Probablemente, el próximo 3 de enero, Chile conocerá su cifra oficial de pobreza, calculada con un instrumento renovado, más realista y más exigente. No es un simple ajuste técnico. Es la actualización más profunda en una década de la principal brújula social del país. Y llega en un momento en que el debate público parece atrapado entre percepciones, consignas y urgencias, pero carece de una línea clara para entender qué tan bien —o qué tan mal— estamos cuidando a quienes viven con menos.
La premisa que sostiene esta actualización es elemental, aunque a veces se olvida: la pobreza cambia. Los países se transforman, las expectativas de bienestar se elevan, las formas de exclusión se complejizan. No medir esas transformaciones es una forma de negarlas. Por eso, el Ministerio de Desarrollo Social y Familia acogió casi en su totalidad las recomendaciones de la comisión presidencial que me tocó integrar y decidió ajustar tanto la medición de pobreza por ingresos como la multidimensional. Además, se han incorporado nuevas variables, corregido distorsiones y, sobre todo, identificado mejor a quienes viven en condiciones más severas.
Uno de los cambios más relevantes es la eliminación del “alquiler imputado”, ese ingreso ficticio que se sumaba a los hogares propietarios como si hubieran arrendado su vivienda, aunque no recibieran un solo peso por ello. En el 20 % más pobre, esta imputación llegaba a explicar casi el 40 % del ingreso estimado. Gracias a ella, miles de hogares parecían no ser pobres… solo en el papel. Quitar esta distorsión es un acto de responsabilidad estadística y política. También se crea un sistema más realista al establecer líneas de pobreza diferenciadas para quienes arriendan y quienes no; se actualizan los patrones de consumo con una Encuesta de Presupuestos Familiares más reciente, y se redefine la canasta básica para priorizar una alimentación saludable en un país que dejó atrás la desnutrición, pero convive con la malnutrición y la obesidad.
En materia multidimensional, el avance es igual de sustantivo: se pasa de 15 a 20 indicadores, que ya no solo miden acceso a bienes y servicios, sino también la calidad de esos bienes y servicios: los aprendizajes reales en la escuela, la atención efectiva en salud, la informalidad laboral, la carga del cuidado, la vivienda según los criterios actuales de déficit. Todo ello con un umbral mucho más claro: un hogar es pobre multidimensional si presenta cinco o más carencias, sin ponderaciones que oscurezcan la lectura.
Tal vez el paso más significativo sea la creación de la categoría de Pobreza Severa, que propiciamos desde el Hogar de Cristo. Identifica a los hogares que son simultáneamente pobres por ingresos y en lo multidimensional. Es la manera más precisa de visibilizar a quienes viven en una exclusión profunda y acumulada, que no se resuelve solo con transferencias monetarias ni solo con servicios sociales: requiere ambas cosas, integradas, sostenidas y oportunamente entregadas.

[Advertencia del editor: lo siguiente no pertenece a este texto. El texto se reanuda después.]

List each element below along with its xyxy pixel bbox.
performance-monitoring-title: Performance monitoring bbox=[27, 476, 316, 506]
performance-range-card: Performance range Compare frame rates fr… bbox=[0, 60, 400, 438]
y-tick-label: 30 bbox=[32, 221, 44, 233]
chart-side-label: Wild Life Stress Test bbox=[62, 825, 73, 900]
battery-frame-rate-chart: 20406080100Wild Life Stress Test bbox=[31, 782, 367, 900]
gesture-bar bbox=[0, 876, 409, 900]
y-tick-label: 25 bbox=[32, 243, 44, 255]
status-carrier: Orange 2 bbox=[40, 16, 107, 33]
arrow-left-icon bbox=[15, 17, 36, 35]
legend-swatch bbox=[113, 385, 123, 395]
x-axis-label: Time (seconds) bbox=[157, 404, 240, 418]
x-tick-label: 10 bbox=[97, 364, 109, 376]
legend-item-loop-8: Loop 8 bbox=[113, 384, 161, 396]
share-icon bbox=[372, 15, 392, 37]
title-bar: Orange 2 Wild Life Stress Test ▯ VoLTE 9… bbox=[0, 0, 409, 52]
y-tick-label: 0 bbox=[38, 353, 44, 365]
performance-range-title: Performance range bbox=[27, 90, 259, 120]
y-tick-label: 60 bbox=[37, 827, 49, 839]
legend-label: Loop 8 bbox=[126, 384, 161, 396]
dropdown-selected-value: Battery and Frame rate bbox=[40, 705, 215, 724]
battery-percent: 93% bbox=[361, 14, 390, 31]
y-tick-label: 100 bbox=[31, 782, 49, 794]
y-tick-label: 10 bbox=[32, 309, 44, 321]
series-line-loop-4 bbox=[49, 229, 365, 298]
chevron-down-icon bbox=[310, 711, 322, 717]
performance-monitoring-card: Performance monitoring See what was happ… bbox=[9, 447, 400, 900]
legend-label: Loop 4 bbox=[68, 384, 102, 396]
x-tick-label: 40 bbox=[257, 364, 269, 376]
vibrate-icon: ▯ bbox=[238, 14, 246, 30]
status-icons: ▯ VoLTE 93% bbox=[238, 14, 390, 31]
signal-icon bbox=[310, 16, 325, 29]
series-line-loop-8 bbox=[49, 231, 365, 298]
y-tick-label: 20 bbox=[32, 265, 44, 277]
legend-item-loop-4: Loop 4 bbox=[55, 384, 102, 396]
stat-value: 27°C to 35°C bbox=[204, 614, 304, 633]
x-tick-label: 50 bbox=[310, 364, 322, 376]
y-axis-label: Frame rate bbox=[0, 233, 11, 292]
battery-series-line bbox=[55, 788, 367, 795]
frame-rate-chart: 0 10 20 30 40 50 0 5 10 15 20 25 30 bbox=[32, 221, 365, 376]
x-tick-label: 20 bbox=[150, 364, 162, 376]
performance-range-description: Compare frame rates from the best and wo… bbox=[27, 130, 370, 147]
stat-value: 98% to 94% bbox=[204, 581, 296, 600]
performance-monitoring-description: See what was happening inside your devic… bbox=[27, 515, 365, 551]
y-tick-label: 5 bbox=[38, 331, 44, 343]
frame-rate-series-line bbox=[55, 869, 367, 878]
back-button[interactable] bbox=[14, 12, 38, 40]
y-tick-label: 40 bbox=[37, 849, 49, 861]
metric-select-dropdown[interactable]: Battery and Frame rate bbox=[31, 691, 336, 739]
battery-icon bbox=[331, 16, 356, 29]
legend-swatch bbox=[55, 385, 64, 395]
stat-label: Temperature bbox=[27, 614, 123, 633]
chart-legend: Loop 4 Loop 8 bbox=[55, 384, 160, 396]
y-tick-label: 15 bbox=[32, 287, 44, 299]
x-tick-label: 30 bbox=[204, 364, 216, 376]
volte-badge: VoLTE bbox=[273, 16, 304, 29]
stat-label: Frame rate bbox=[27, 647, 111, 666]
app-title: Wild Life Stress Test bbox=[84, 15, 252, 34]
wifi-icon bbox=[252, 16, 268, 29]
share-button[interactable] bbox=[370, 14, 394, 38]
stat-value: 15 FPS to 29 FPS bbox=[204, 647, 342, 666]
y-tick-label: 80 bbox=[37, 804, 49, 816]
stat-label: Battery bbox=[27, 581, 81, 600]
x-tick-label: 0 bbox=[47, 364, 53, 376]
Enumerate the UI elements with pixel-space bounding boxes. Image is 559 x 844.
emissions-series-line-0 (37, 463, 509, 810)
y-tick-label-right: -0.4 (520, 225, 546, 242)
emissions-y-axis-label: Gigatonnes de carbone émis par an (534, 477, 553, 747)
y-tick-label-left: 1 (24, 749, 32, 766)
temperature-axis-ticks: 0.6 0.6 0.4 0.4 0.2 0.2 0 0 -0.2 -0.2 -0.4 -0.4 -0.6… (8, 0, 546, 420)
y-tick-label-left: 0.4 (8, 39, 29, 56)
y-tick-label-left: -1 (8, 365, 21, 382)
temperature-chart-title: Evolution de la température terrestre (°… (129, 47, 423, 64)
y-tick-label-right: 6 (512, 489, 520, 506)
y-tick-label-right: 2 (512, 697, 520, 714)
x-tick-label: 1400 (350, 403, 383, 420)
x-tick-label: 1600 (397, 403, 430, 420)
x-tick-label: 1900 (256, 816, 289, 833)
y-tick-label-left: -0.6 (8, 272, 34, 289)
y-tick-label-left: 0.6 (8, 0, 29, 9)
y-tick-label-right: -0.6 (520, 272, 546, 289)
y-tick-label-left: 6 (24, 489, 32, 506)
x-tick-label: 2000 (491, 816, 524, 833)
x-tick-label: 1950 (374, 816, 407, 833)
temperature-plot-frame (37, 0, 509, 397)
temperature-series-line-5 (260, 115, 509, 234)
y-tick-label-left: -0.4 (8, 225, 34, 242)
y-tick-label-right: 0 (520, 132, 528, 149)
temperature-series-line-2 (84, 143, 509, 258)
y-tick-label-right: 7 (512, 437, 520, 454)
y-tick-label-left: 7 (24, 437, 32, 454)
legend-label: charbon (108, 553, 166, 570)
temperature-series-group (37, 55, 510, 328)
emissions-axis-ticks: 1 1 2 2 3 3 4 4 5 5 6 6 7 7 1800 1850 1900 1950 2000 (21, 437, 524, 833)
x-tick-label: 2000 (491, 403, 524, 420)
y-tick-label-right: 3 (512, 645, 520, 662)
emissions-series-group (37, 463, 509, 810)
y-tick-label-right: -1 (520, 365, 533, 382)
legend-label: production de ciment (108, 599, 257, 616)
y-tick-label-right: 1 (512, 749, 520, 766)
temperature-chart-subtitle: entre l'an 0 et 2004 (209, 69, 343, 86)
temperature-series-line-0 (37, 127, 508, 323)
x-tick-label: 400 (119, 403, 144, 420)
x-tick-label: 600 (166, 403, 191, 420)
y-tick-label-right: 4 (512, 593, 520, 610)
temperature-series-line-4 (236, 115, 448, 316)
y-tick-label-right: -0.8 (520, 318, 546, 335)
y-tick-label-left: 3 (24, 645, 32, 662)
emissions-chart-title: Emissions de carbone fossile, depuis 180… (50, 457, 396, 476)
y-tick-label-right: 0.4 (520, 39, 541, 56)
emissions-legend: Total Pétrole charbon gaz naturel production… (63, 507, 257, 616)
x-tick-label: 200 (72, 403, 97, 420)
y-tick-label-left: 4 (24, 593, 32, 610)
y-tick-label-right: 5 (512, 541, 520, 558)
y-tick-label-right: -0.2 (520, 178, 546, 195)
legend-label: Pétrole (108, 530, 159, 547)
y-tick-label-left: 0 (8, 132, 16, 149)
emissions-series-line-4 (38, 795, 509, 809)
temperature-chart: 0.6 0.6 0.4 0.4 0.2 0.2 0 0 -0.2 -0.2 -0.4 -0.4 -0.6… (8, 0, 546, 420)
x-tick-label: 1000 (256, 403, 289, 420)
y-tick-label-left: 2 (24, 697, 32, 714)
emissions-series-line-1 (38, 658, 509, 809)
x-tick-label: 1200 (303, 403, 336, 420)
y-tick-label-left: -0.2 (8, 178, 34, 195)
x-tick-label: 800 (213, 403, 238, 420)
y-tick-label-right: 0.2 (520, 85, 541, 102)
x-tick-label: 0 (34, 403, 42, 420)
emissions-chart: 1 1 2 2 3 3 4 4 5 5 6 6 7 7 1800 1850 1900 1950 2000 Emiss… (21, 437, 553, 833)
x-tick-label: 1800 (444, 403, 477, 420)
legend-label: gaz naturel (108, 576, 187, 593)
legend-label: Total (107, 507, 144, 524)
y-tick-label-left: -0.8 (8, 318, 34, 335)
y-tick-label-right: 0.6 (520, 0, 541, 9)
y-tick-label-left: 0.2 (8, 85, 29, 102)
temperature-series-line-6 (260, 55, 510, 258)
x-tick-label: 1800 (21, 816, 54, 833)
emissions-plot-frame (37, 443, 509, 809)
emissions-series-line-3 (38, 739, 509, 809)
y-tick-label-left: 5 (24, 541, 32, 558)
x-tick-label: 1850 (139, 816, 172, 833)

En un país que tiende a discutir sobre cifras sin fijarse en cómo se construyen, esta actualización es una invitación a mirar de frente. A entender que medir no es un ejercicio burocrático, sino una decisión de máxima responsabilidad social: aquello que se mide existe para el Estado; lo que no se mide, no.
El 3 de enero sabremos cuántas personas viven hoy en pobreza bajo este nuevo estándar. Es probable que la cifra suba. No porque el país haya empeorado en silencio, sino porque ahora contamos con un instrumento que deja menos margen para las ilusiones y las autoindulgencias. No es una mala noticia: es una oportunidad. La primera condición para combatir la pobreza es verla con claridad. Este año, Chile decidió por fin encender la luz.